1. Overview of Hot News

1. Bitcoin saw its largest April increase in four years, highlighting its safe-haven attribute.

Bitcoin has increased by about 12% this month, significantly outperforming gold's 6.1%, becoming a safe-haven choice during turbulent market periods (such as U.S. tariffs). Standard Chartered believes that Bitcoin's decentralized nature may give it a superior ability to hedge financial risks compared to gold. Institutional funds continue to flow into Bitcoin spot ETFs (with a net inflow of $2.9 billion in April). If the monthly closing is within the range of $93,300-$96,500, it will consolidate the current support level and lay the foundation for future upward movements.

2. The impact of Trump's tariff policy and the Federal Reserve's policy game on the market.

The U.S. tariff increase has caused short-term market fluctuations; Bitcoin once dropped to $74,460 but subsequently rebounded above $95,000. The market is focused on the upcoming U.S. Q1 GDP and PCE data. If economic data is weak, it may drive expectations for Federal Reserve rate cuts, and Bitcoin may benefit from easing policies in the medium term.
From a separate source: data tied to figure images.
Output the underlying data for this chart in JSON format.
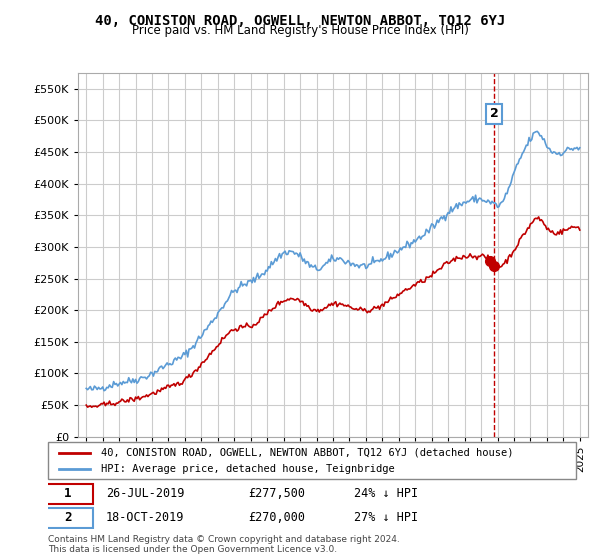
{
  "title": "40, CONISTON ROAD, OGWELL, NEWTON ABBOT, TQ12 6YJ",
  "subtitle": "Price paid vs. HM Land Registry's House Price Index (HPI)",
  "footer": "Contains HM Land Registry data © Crown copyright and database right 2024.\nThis data is licensed under the Open Government Licence v3.0.",
  "legend_line1": "40, CONISTON ROAD, OGWELL, NEWTON ABBOT, TQ12 6YJ (detached house)",
  "legend_line2": "HPI: Average price, detached house, Teignbridge",
  "sale1_label": "1",
  "sale1_date": "26-JUL-2019",
  "sale1_price": "£277,500",
  "sale1_hpi": "24% ↓ HPI",
  "sale2_label": "2",
  "sale2_date": "18-OCT-2019",
  "sale2_price": "£270,000",
  "sale2_hpi": "27% ↓ HPI",
  "hpi_color": "#5b9bd5",
  "price_color": "#c00000",
  "dashed_color": "#c00000",
  "marker_color": "#c00000",
  "sale1_marker_color": "#c00000",
  "sale2_marker_color": "#c00000",
  "vline_color": "#c00000",
  "yticks": [
    0,
    50000,
    100000,
    150000,
    200000,
    250000,
    300000,
    350000,
    400000,
    450000,
    500000,
    550000
  ],
  "ylim": [
    0,
    575000
  ],
  "ylabel_format": "£{0}K",
  "background_color": "#ffffff",
  "grid_color": "#cccccc",
  "sale1_box_color": "#c00000",
  "sale2_box_color": "#5b9bd5"
}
3. Institutions continue to accumulate, while retail investor sentiment is polarized.

BlackRock, Fidelity, and other institutions have significantly increased their holdings of Bitcoin during the correction period, while retail investors are panic-selling, creating a game of 'institutions entering, retail exiting.' Analysts point out that the current price fluctuations are a typical manifestation of institutional accumulation.

4. DEX and leveraged trading are heating up, XBIT predicts BTC may rise to $200,000.

Decentralized exchanges (DEX) experienced a 47% surge in weekly trading volume under tariff impacts. The XBIT platform has become a safe-haven channel due to its zero liquidity pool design and multi-signature cold wallet solution. XBIT predicts Bitcoin may break $200,000 by 2025, but the risks of high-leverage trading are increasing, with $275 million liquidated across the network in the past 24 hours, showing significant double liquidation of long and short positions.

5. Sector differentiation is intensifying, with NFT and RWA showing clear corrections.

The NFT sector is down 4.43% in 24 hours, with tokens like Pudgy Penguins (PENGU) leading the decline; the RWA sector is down 2.84%, but projects like Plume (PLUME) are rising against the trend. Mainstream sectors such as Layer1 and DeFi generally corrected, with only some tokens in the CeFi sector performing well.

2. Market Analysis

Bitcoin (BTC)

Technical Analysis: The current price is fluctuating narrowly in the range of $93,700-$95,500, with key support at $93,500-$93,200; if broken, it may drop to $93,000 (MA120 moving average). Resistance is concentrated at $95,500-$96,000, and if broken, may test $97,300.

Market Sentiment: If the monthly close is around $96,000, it will mark the best April performance since 2020. Traders believe Bitcoin is gearing up for the next wave of upward movement, and attention should be paid to the impact of U.S. macro data on short-term volatility.

Ethereum (ETH)

Technical Analysis: ETH remains in a range of $1,700-$1,850, with the 4-hour candlestick showing a stalemate between bulls and bears. Support is at $1,780 (MA30), and resistance is at $1,850, which if broken may challenge $1,920.

Ecosystem Dynamics: The TVL of DeFi protocols on the Ethereum chain is stable, but market trading activity is insufficient, and short-term range consolidation may continue.

3. Risk Warning and Strategy Suggestions

1. Short-term Risk: U.S. GDP and PCE data may trigger severe volatility, and leverage liquidation risks should be heeded.

2. Medium-term Opportunity: If the Federal Reserve initiates rate cuts, Bitcoin may rebound to the $95,000-$100,000 range, allowing for low-position accumulation of spot or ETFs.

3. Sector Selection: Focus on RWA projects that are rising against the trend (such as Plume) and DEX platforms with accelerated compliance processes (such as XBIT).

The current market is in a critical phase of bull-bear contention. Bitcoin's safe-haven attribute and institutional accumulation provide support for a long-term bullish outlook; however, short-term vigilance is needed regarding macro data and high leverage risks. Investors can adopt a 'core position + satellite strategy,' allocating 70% to Bitcoin spot ETFs and 30% to high-potential DeFi or RWA projects.